Alongside our open call we will have works by selected artists, plus newly commissioned works by Britney Fraser and Carmen Marcus.
Here’s how you can get involved!
There is no submission fee to enter; the work just needs to be about the theme.
We will review all submissions and accept all those that follow this theme, however, we will not accept any works that we deem offensive or contain profanities. This is a family-friendly show.
TIMELINE
Open call open between 22nd March and 25th April 2026.
We will endeavour to notify you all individually in advance of 25th April but please be advised that CuratorSpace does not send out notifications until after the closing date of the open call.
Delivery of work between 12th May - 12th June (otherwise, we cannot guarantee we will be able to hang your work)
The show opens Friday 3rd July with an opening party to be confirmed closer to the time. It would be lovely to see you at the opening event!
The show is then open Tuesday - Saturday 10am - 4pm until 5th September
Works need to be collected between Tuesday 8th and Saturday 12th September
Artists are responsible for delivering and collecting all works.
**We will accept works by post, but we will not be able to send works back. Please note if works are not collected within 3 months of the end date we reserve the right to dispose of the work as we see fit **
These works could be using any material, drawing, painting, collage, or sculpture - as long as it's on theme, we want it!
Please note due to minimal AV equipment we are unable to show many digital media works, please get in touch with us if you would like to submit work that needs AV.
Please attach images of your work via the submission form here.
A few things to remember:
- Works can be for sale, and we would take 25% on all sales.
- We will accept 2d works up to A2 size (42 x 60cm) or, for sculptural works, 50cm².
Here's some more information about the context surrounding our exhibition:
The common Starling - Sturnus Vulgaris in Latin.
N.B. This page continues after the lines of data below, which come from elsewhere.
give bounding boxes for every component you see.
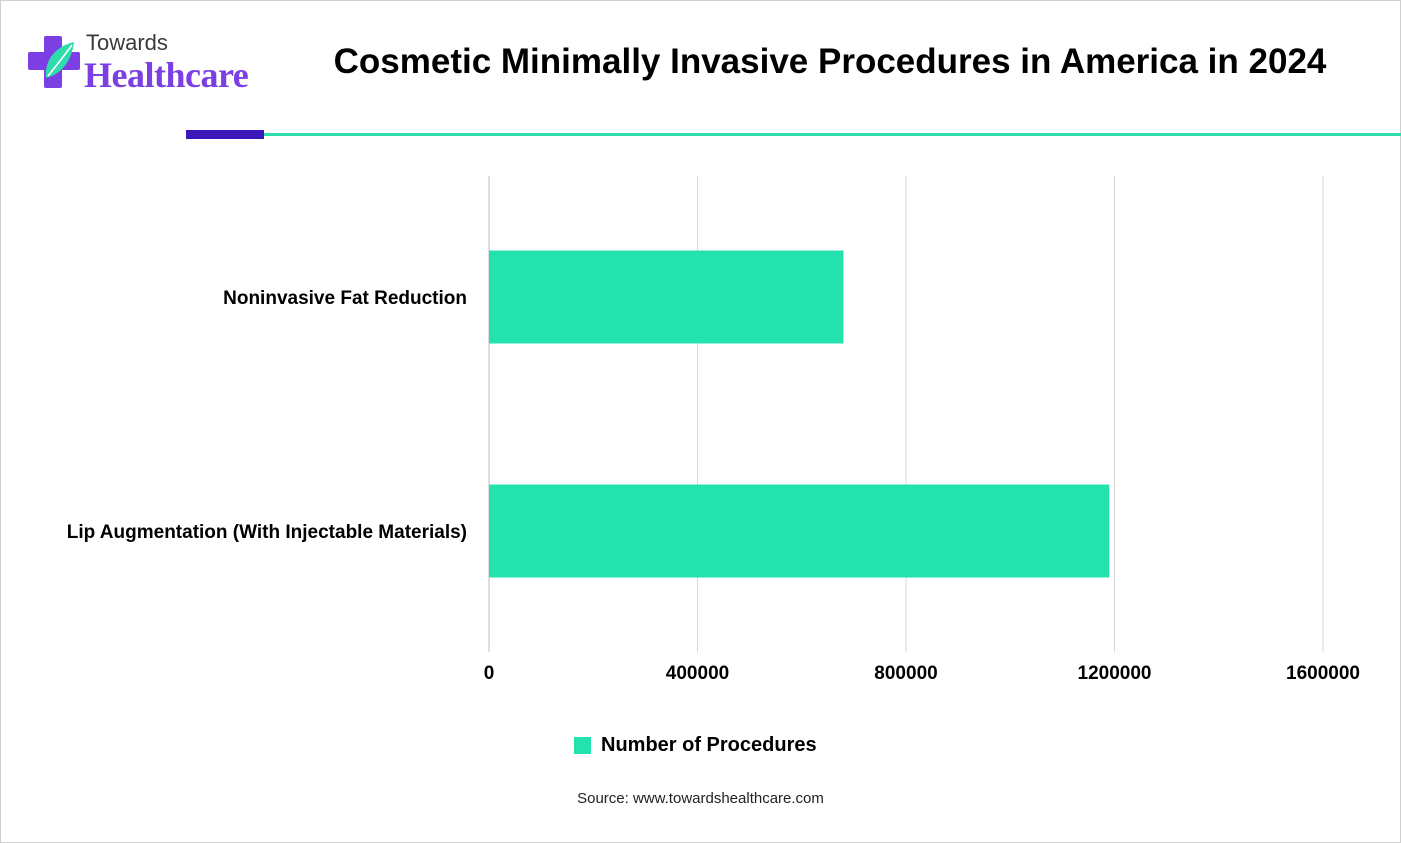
medical-cross-leaf-icon bbox=[28, 36, 80, 88]
category-label: Noninvasive Fat Reduction bbox=[223, 288, 467, 309]
legend-label: Number of Procedures bbox=[601, 733, 817, 756]
bar bbox=[489, 250, 844, 344]
x-tick-label: 0 bbox=[484, 663, 495, 684]
header-rule bbox=[264, 133, 1401, 136]
logo-text-towards: Towards bbox=[86, 30, 168, 55]
header-accent-bar bbox=[186, 130, 264, 139]
chart-title: Cosmetic Minimally Invasive Procedures i… bbox=[333, 42, 1327, 81]
category-label: Lip Augmentation (With Injectable Materi… bbox=[67, 522, 467, 543]
x-tick-label: 1200000 bbox=[1078, 663, 1152, 684]
source-note: Source: www.towardshealthcare.com bbox=[577, 790, 824, 807]
x-tick-label: 400000 bbox=[666, 663, 729, 684]
legend-swatch bbox=[574, 736, 591, 754]
brand-logo: Towards Healthcare bbox=[26, 30, 266, 100]
x-tick-label: 800000 bbox=[874, 663, 937, 684]
legend: Number of Procedures bbox=[574, 732, 817, 758]
logo-text-healthcare: Healthcare bbox=[84, 55, 249, 95]
bar bbox=[489, 484, 1110, 578]
x-tick-label: 1600000 bbox=[1286, 663, 1360, 684]
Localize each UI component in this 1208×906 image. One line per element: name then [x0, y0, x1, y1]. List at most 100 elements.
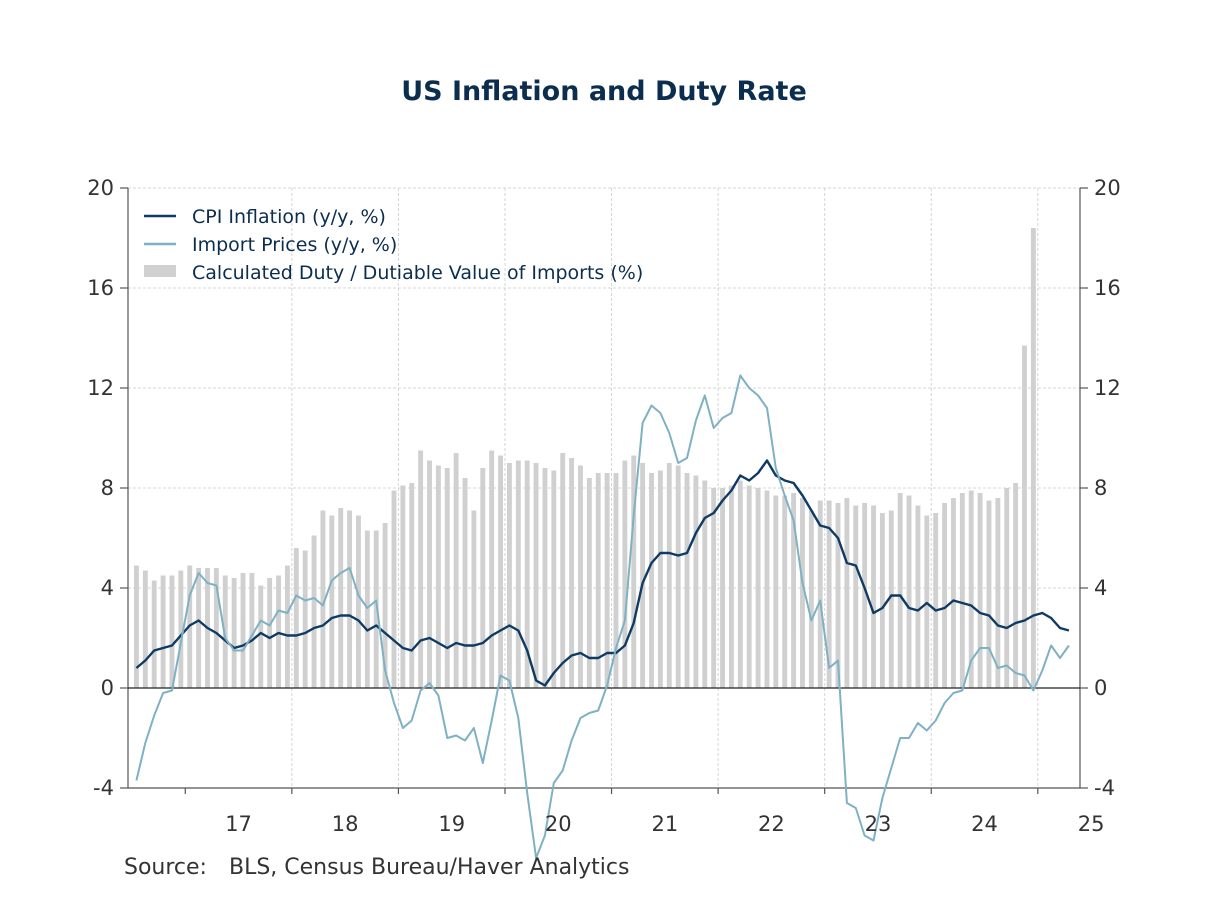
duty-bar — [800, 498, 805, 688]
duty-bar — [675, 465, 681, 688]
duty-bar — [453, 453, 459, 688]
left-tick-label: 0 — [101, 676, 114, 700]
duty-bar — [711, 488, 717, 688]
series-line — [135, 459, 1070, 687]
duty-bar — [524, 460, 530, 688]
duty-bar — [755, 488, 761, 688]
x-tick-label: 21 — [651, 812, 678, 836]
duty-bar — [782, 495, 788, 688]
duty-bar — [1004, 488, 1010, 688]
left-tick-label: 8 — [101, 476, 114, 500]
left-tick-label: 4 — [101, 576, 114, 600]
x-tick-label: 17 — [225, 812, 252, 836]
duty-bar — [968, 490, 974, 688]
duty-bar — [142, 570, 148, 688]
duty-bar — [435, 465, 441, 688]
axes — [120, 187, 1088, 794]
duty-bar — [462, 478, 468, 688]
duty-bar — [178, 570, 184, 688]
duty-bar — [338, 508, 344, 688]
duty-bar — [551, 470, 557, 688]
duty-bar — [924, 515, 930, 688]
right-tick-label: 16 — [1094, 276, 1121, 300]
duty-bar — [951, 498, 956, 688]
duty-bar — [879, 513, 885, 688]
duty-bar — [915, 505, 921, 688]
duty-bar — [311, 535, 317, 688]
duty-bar — [746, 485, 752, 688]
duty-bar — [595, 473, 601, 688]
duty-bar — [942, 503, 948, 688]
duty-bar — [427, 460, 432, 688]
left-tick-label: 12 — [87, 376, 114, 400]
duty-bar — [737, 480, 743, 688]
duty-bar — [284, 565, 290, 688]
series-lines — [135, 374, 1070, 859]
legend-label: Calculated Duty / Dutiable Value of Impo… — [192, 262, 643, 284]
duty-bar — [693, 475, 699, 688]
duty-bar — [391, 490, 397, 688]
duty-bar — [862, 503, 868, 688]
duty-bar — [302, 550, 308, 688]
source-label: Source: — [124, 855, 207, 880]
x-tick-label: 18 — [332, 812, 359, 836]
duty-bar — [1013, 483, 1019, 688]
x-tick-label: 24 — [971, 812, 998, 836]
right-tick-label: 0 — [1094, 676, 1107, 700]
legend-swatch — [144, 265, 176, 277]
duty-bar — [720, 488, 725, 688]
source-note: Source: BLS, Census Bureau/Haver Analytic… — [124, 855, 629, 880]
duty-bar — [995, 498, 1001, 688]
duty-bar — [400, 485, 406, 688]
duty-bar — [196, 568, 202, 688]
left-tick-label: 20 — [87, 176, 114, 200]
duty-bar — [791, 493, 797, 688]
duty-bar — [764, 490, 770, 688]
duty-bar — [382, 523, 388, 688]
duty-bar — [329, 515, 335, 688]
duty-bar — [586, 478, 592, 688]
duty-bar — [480, 468, 486, 688]
legend: CPI Inflation (y/y, %) Import Prices (y/y… — [144, 206, 643, 284]
series-line — [135, 374, 1070, 859]
x-tick-label: 19 — [438, 812, 465, 836]
duty-bar — [560, 453, 566, 688]
right-tick-label: 20 — [1094, 176, 1121, 200]
tick-labels: -4 0 4 8 12 16 20 -4 0 4 8 12 16 20 17 18 19 20 21 22 23 24 25 — [87, 176, 1120, 836]
duty-bar — [231, 578, 237, 688]
duty-bar — [160, 575, 166, 688]
duty-bar — [702, 480, 708, 688]
right-tick-label: 12 — [1094, 376, 1121, 400]
duty-bar — [347, 510, 353, 688]
duty-bar — [835, 503, 841, 688]
source-text: BLS, Census Bureau/Haver Analytics — [228, 855, 630, 880]
duty-bar — [444, 468, 450, 688]
duty-bar — [817, 500, 823, 688]
duty-rate-bars — [133, 228, 1036, 688]
duty-bar — [320, 510, 326, 688]
duty-bar — [657, 470, 663, 688]
duty-bar — [906, 495, 912, 688]
duty-bar — [471, 510, 477, 688]
x-tick-label: 20 — [545, 812, 572, 836]
duty-bar — [959, 493, 965, 688]
duty-bar — [409, 483, 415, 688]
left-tick-label: -4 — [93, 776, 114, 800]
duty-bar — [578, 465, 583, 688]
duty-bar — [604, 473, 610, 688]
duty-bar — [542, 468, 548, 688]
right-tick-label: -4 — [1094, 776, 1115, 800]
duty-bar — [249, 573, 255, 688]
duty-bar — [808, 510, 814, 688]
duty-bar — [853, 505, 859, 688]
duty-bar — [728, 485, 734, 688]
duty-bar — [498, 455, 503, 688]
duty-bar — [613, 473, 619, 688]
duty-bar — [213, 568, 219, 688]
duty-bar — [373, 530, 379, 688]
duty-bar — [356, 515, 361, 688]
duty-bar — [293, 548, 299, 688]
duty-bar — [844, 498, 850, 688]
duty-bar — [276, 575, 281, 688]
We may pass them every day, barely noticing them. Perhaps they are too common to bear thinking about. With their population numbers rapidly declining, like so many once commonplace bird, let’s pay more attention to them and perhaps we will see how there is nothing vulgar about these remarkable little creatures.
Their iridescent plumage, their spectacular murmurations or their uncanny talent for mimicry. Our Summer exhibition for 2026 is a tribute to Starlings, curated for and with the birds.
At Redcar Palace a choir of starlings perch on the roof of our courtyard, singing in, using the architecture of the building to amplify their voices and filling the space with a beautiful and ever changing cantata that is perhaps as much Kraftwerk as it is Bach in its styling. Each year these starlings are some of our most treasured return visitors, so, as a venue that co-curates with our communities, how do we begin to co-curate an exhibition with starlings.
More than just an exhibition of pictures of birds, Common Stars looks at the strategies that starlings use in their day to day life and asks how these can translate into artistic strategies. Taking the ideas of mimicry, murmuration, complex systems, scavenging and iridescence as starting points we shall dive into artistic responses to these themes.
The 20th century French composer Olivier Messiaen wrote about the "whistling glissando” of the starling, something that he translated into written music in his 1958 composition “Catalogue of Birds” whilst Mozart kept a pet starling who he taught to sing the opening bars of his 17th piano concerto (a theme which the bird responded with a variation upon which Mozart then transcribed and issued as a new work).